62. 不同路径
题目描述
A robot is located at the top-left corner of a m x n grid (marked 'Start' in the diagram below).
The robot can only move either down or right at any point in time.The robot is trying to reach the bottom-right corner f the grid (marked 'Finish' in the diagram below).How many possible unique paths are there?
Above is a 3 x 7 grid. How many possible unique paths are there?

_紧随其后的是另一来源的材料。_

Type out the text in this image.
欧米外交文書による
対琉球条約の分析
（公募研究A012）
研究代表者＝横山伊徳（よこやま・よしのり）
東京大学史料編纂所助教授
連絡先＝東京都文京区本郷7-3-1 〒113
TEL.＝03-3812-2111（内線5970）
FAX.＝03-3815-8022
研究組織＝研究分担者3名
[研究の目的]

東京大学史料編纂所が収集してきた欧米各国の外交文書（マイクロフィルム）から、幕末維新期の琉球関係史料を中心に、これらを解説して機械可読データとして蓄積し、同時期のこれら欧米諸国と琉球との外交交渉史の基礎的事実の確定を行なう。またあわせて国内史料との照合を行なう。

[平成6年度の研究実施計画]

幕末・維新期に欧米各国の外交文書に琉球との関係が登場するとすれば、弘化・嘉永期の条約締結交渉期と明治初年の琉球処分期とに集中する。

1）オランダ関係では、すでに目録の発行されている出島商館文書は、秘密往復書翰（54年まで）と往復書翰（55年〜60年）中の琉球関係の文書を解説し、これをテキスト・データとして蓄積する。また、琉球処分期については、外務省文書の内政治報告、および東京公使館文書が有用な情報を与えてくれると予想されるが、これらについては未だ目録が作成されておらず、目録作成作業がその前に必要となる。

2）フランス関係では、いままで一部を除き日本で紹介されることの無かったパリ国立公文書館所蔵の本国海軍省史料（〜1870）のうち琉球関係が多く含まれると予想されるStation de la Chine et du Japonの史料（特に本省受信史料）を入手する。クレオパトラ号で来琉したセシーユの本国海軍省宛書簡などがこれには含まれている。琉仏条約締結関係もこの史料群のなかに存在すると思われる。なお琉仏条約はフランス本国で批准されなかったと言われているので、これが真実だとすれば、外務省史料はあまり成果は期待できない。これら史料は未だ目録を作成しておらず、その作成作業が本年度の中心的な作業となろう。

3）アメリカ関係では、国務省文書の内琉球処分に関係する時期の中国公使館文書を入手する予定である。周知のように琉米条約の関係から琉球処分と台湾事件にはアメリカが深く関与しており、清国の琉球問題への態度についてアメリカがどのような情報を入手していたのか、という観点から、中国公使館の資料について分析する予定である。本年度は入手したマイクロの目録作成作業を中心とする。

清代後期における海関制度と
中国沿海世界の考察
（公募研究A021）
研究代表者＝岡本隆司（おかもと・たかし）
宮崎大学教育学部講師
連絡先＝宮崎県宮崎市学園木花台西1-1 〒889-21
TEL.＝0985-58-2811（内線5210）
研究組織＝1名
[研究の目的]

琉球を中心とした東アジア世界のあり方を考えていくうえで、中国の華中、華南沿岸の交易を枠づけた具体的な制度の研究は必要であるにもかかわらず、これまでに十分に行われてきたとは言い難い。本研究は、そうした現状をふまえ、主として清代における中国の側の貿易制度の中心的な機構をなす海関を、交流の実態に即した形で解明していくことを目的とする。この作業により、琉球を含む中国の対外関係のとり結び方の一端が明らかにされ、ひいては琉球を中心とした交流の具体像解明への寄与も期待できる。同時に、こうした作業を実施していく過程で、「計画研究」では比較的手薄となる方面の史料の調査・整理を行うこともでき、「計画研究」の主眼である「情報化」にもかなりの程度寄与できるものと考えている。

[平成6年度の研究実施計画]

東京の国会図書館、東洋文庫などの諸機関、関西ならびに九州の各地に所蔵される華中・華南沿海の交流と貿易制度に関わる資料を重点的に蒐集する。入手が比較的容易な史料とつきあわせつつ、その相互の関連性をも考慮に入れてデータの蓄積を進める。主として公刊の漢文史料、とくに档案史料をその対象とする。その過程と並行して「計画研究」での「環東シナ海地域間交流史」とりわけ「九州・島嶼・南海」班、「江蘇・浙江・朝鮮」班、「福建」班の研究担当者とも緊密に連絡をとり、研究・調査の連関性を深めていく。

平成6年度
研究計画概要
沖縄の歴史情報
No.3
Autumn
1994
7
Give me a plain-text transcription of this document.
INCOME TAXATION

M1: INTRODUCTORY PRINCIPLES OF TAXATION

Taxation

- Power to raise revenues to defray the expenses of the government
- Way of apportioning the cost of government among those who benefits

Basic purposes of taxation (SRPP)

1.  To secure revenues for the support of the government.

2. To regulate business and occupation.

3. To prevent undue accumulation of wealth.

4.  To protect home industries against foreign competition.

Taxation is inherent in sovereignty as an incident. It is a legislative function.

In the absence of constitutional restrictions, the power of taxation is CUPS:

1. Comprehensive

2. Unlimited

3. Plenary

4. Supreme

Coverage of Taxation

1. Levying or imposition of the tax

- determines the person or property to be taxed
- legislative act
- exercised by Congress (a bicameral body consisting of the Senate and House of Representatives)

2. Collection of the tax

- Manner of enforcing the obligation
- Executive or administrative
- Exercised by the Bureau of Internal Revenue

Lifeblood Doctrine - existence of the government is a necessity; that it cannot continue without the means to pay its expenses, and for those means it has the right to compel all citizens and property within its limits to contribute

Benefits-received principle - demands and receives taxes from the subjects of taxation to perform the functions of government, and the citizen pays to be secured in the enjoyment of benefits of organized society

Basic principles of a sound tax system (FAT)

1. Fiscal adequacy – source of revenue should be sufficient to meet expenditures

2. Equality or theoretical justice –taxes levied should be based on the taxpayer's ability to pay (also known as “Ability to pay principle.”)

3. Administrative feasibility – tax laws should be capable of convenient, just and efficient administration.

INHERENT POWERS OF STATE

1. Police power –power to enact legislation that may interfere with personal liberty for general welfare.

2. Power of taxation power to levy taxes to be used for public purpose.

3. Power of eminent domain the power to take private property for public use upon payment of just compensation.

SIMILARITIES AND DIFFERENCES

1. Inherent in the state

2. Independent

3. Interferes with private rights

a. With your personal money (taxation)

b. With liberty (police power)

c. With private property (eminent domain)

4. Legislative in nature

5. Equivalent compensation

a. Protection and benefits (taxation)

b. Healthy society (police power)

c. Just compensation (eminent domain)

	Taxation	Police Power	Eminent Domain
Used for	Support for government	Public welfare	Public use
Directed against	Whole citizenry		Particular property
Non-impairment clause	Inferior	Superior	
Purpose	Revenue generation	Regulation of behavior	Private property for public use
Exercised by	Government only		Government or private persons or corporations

Note: m and n will be at most 100.
思路
动态规划:递推公式是可能到达当前的途径之和,在使用动态规划时,根据递推公式,合理的使用额外的内存空间,如果根据公式,分析出可以使用一维空间,就绝不使用二维空间。
代码实现
class Solution {
public:
int uniquePaths(int m, int n) {
if(m < 1 || n < 1)
return 0;
vector<unsigned> sum(n,0);
for(int i = 0;i < m;i++)
{
for(int j = 0;j < n;j++)
{ //分情况讨论,到达当前位置有两种途径:从左边到达和上面到达
if(i == 0 && j == 0)
sum[j] = 1;//合理的初始化
else
{
unsigned left = 0;//根据递推公式合理的初始化
if(j !=0)
left = sum[j-1];
unsigned up = 0;
if(i != 0)
up = sum[j];
sum[j] = left + up;
}
}
}
return sum[n-1];
}
};